Get started
This chapter introduces Pulsar schemas and explains why they are important.
Schema Registry
Type safety is extremely important in any application built around a message bus like Pulsar.
Producers and consumers need some kind of mechanism for coordinating types at the topic level to avoid various potential problems arise. For example, serialization and deserialization issues.
Applications typically adopt one of the following approaches to guarantee type safety in messaging.
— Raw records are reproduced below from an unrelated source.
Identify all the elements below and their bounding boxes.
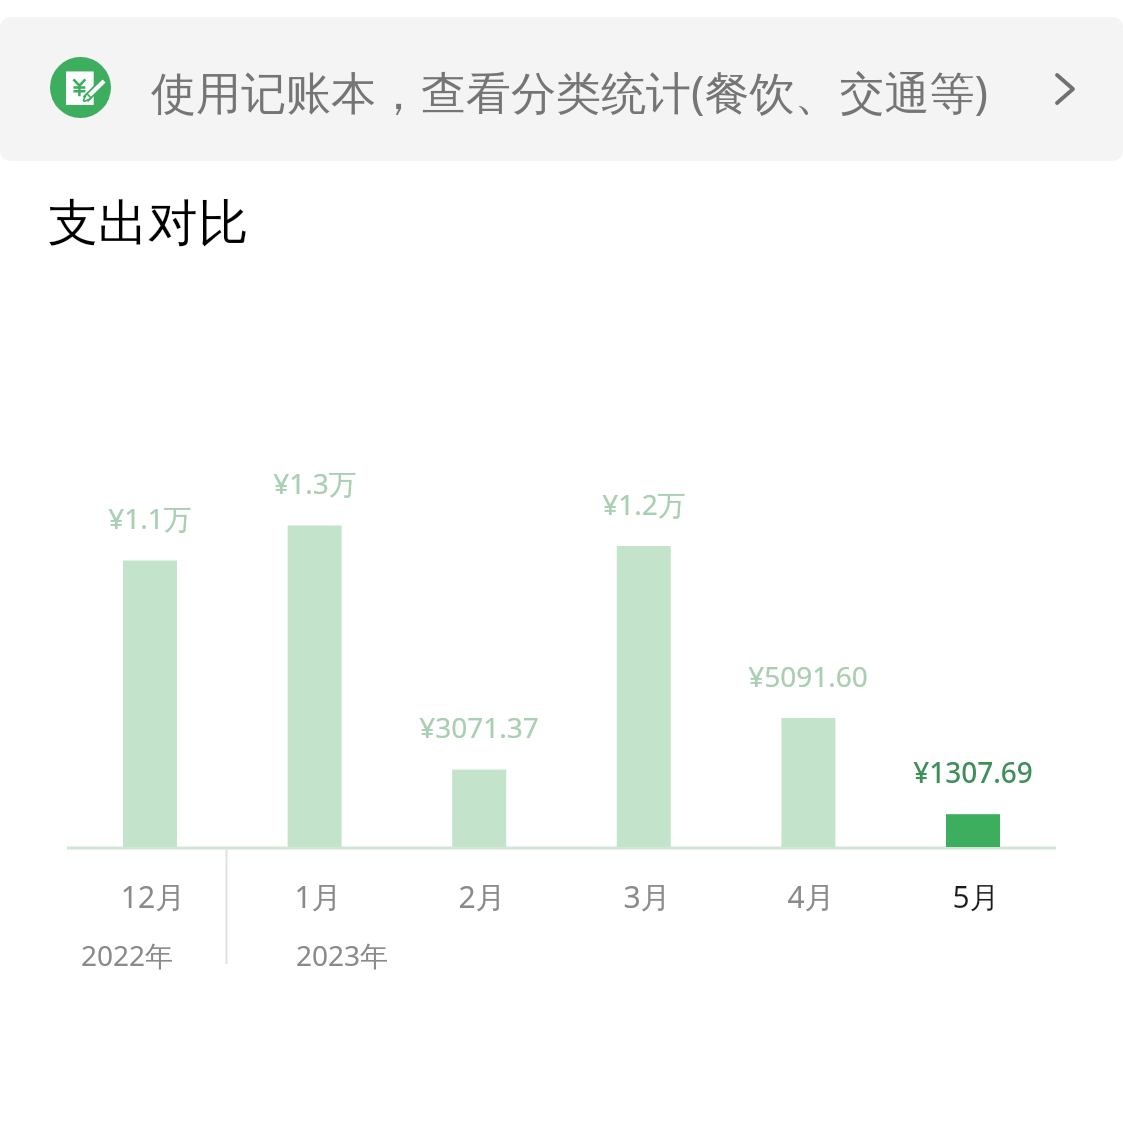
button[interactable]: 12月支出 <box>68 300 232 920</box>
staticText: ¥5091.60 <box>668 657 948 695</box>
staticText: 支出对比 <box>48 192 248 255</box>
other: 记账本 <box>50 57 111 118</box>
staticText: ¥1.1万 <box>10 499 290 537</box>
staticText: 2022年 <box>81 936 174 974</box>
button[interactable]: 查看记账本 <box>1031 39 1097 105</box>
button[interactable]: 4月支出 <box>726 300 890 920</box>
staticText: ¥1307.69 <box>833 753 1113 791</box>
staticText: 3月 <box>507 876 787 917</box>
button[interactable]: 1月支出 <box>233 300 397 920</box>
button[interactable]: 记账本 <box>0 17 1123 161</box>
staticText: 4月 <box>671 876 951 917</box>
button[interactable]: 3月支出 <box>562 300 726 920</box>
staticText: 2023年 <box>296 936 389 974</box>
staticText: 2月 <box>342 876 622 917</box>
staticText: 12月 <box>13 876 293 917</box>
button[interactable]: 5月支出 <box>891 300 1055 920</box>
staticText: ¥1.3万 <box>175 464 455 502</box>
staticText: 1月 <box>178 876 458 917</box>
staticText: ¥3071.37 <box>339 708 619 746</box>
staticText: ¥1.2万 <box>504 485 784 523</box>
staticText: 5月 <box>836 876 1116 917</box>
staticText: 使用记账本，查看分类统计(餐饮、交通等) <box>151 61 989 122</box>
button[interactable]: 2月支出 <box>397 300 561 920</box>
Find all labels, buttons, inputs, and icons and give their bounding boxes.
Both approaches are available in Pulsar, and you’re free to adopt one or the other or to mix and match on a per-topic basis.
Note
Currently, the Pulsar schema registry is only available for the Java client, Go client, Python client, and C++ client.
Client-side approach
Producers and consumers are responsible for not only serializing and deserializing messages (which consist of raw bytes) but also “knowing” which types are being transmitted via which topics.
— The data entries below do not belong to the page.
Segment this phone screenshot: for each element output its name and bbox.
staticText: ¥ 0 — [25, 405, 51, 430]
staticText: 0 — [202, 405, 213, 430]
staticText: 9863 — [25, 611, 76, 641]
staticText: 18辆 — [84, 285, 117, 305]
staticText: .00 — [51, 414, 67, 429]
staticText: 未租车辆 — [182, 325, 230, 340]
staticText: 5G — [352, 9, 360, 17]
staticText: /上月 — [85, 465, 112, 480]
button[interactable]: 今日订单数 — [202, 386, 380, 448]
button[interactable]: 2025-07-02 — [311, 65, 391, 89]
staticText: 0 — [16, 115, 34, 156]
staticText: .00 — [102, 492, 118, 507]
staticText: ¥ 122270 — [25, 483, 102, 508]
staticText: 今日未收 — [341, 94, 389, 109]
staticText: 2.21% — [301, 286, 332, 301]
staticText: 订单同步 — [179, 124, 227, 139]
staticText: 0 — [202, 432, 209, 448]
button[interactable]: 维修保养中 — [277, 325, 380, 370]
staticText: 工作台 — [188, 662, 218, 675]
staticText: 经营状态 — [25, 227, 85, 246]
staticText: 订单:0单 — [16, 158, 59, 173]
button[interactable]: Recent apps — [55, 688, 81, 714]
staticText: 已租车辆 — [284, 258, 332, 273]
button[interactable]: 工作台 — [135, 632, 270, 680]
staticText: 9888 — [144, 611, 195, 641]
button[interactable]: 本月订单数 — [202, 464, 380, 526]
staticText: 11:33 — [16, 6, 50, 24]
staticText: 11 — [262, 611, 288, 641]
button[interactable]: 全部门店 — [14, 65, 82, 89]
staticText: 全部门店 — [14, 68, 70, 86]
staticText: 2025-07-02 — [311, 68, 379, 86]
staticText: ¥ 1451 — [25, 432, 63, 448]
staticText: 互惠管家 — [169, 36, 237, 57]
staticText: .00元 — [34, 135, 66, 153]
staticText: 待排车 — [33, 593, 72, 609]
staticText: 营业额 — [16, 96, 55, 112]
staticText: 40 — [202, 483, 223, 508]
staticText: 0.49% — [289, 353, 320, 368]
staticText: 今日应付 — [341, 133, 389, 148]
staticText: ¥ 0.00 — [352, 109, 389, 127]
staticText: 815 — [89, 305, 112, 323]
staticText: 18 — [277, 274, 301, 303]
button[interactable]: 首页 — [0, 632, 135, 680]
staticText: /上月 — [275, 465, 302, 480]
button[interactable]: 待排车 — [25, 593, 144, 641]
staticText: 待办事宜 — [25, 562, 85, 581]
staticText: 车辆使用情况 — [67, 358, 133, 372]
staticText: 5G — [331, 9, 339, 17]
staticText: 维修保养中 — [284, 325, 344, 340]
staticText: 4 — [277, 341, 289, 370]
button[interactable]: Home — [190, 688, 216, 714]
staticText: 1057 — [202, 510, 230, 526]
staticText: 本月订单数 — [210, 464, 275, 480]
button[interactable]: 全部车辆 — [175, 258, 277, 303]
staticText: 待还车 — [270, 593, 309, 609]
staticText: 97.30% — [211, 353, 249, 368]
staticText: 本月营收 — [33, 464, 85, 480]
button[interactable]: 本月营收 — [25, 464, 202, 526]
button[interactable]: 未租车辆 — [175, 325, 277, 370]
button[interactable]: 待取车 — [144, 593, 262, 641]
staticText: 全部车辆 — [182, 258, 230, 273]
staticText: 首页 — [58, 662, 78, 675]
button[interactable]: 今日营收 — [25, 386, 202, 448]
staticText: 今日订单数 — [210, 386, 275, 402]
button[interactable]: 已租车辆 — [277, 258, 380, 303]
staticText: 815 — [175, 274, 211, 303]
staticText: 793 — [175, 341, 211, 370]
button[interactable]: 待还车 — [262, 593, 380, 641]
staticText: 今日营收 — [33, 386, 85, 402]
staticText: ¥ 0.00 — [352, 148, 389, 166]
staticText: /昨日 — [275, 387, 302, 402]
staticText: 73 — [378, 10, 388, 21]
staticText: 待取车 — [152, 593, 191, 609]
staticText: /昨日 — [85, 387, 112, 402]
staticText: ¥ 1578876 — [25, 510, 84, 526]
If a producer is sending temperature sensor data on the topic topic-1
, consumers of that topic will run into trouble if they attempt to parse that data as moisture sensor readings.
Producers and consumers can send and receive messages consisting of raw byte arrays and leave all type safety enforcement to the application on an “out-of-band” basis.
Server-side approach
Producers and consumers inform the system which data types can be transmitted via the topic.
With this approach, the messaging system enforces type safety and ensures that producers and consumers remain synced.
Pulsar has a built-in schema registry that enables clients to upload data schemas on a per-topic basis. Those schemas dictate which data types are recognized as valid for that topic.
Why use schema
When a schema is enabled, Pulsar does parse data, it takes bytes as inputs and sends bytes as outputs. While data has meaning beyond bytes, you need to parse data and might encounter parse exceptions which mainly occur in the following situations:
The field does not exist
The field type has changed (for example,
string
is changed toint
)
There are a few methods to prevent and overcome these exceptions, for example, you can catch exceptions when parsing errors, which makes code hard to maintain; or you can adopt a schema management system to perform schema evolution, not to break downstream applications, and enforces type safety to max extend in the language you are using, the solution is Pulsar Schema.
Pulsar schema enables you to use language-specific types of data when constructing and handling messages from simple types like string
to more complex application-specific types.
Example
You can use the User class to define the messages sent to Pulsar topics.
public class User {
String name;
int age;
}
When constructing a producer with the User class, you can specify a schema or not as below.
Without schema
If you construct a producer without specifying a schema, then the producer can only produce messages of type byte[]
. If you have a POJO class, you need to serialize the POJO into bytes before sending messages.
Example
Producer<byte[]> producer = client.newProducer()
.topic(topic)
.create();
User user = new User("Tom", 28);
byte[] message = … // serialize the `user` by yourself;
producer.send(message);
With schema
If you construct a producer with specifying a schema, then you can send a class to a topic directly without worrying about how to serialize POJOs into bytes.
Example
This example constructs a producer with the JSONSchema, and you can send the User class to topics directly without worrying about how to serialize it into bytes.
Producer<User> producer = client.newProducer(JSONSchema.of(User.class))
.topic(topic)
.create();
User user = new User("Tom", 28);
producer.send(user);
Summary
When constructing a producer with a schema, you do not need to serialize messages into bytes, instead Pulsar schema does this job in the background.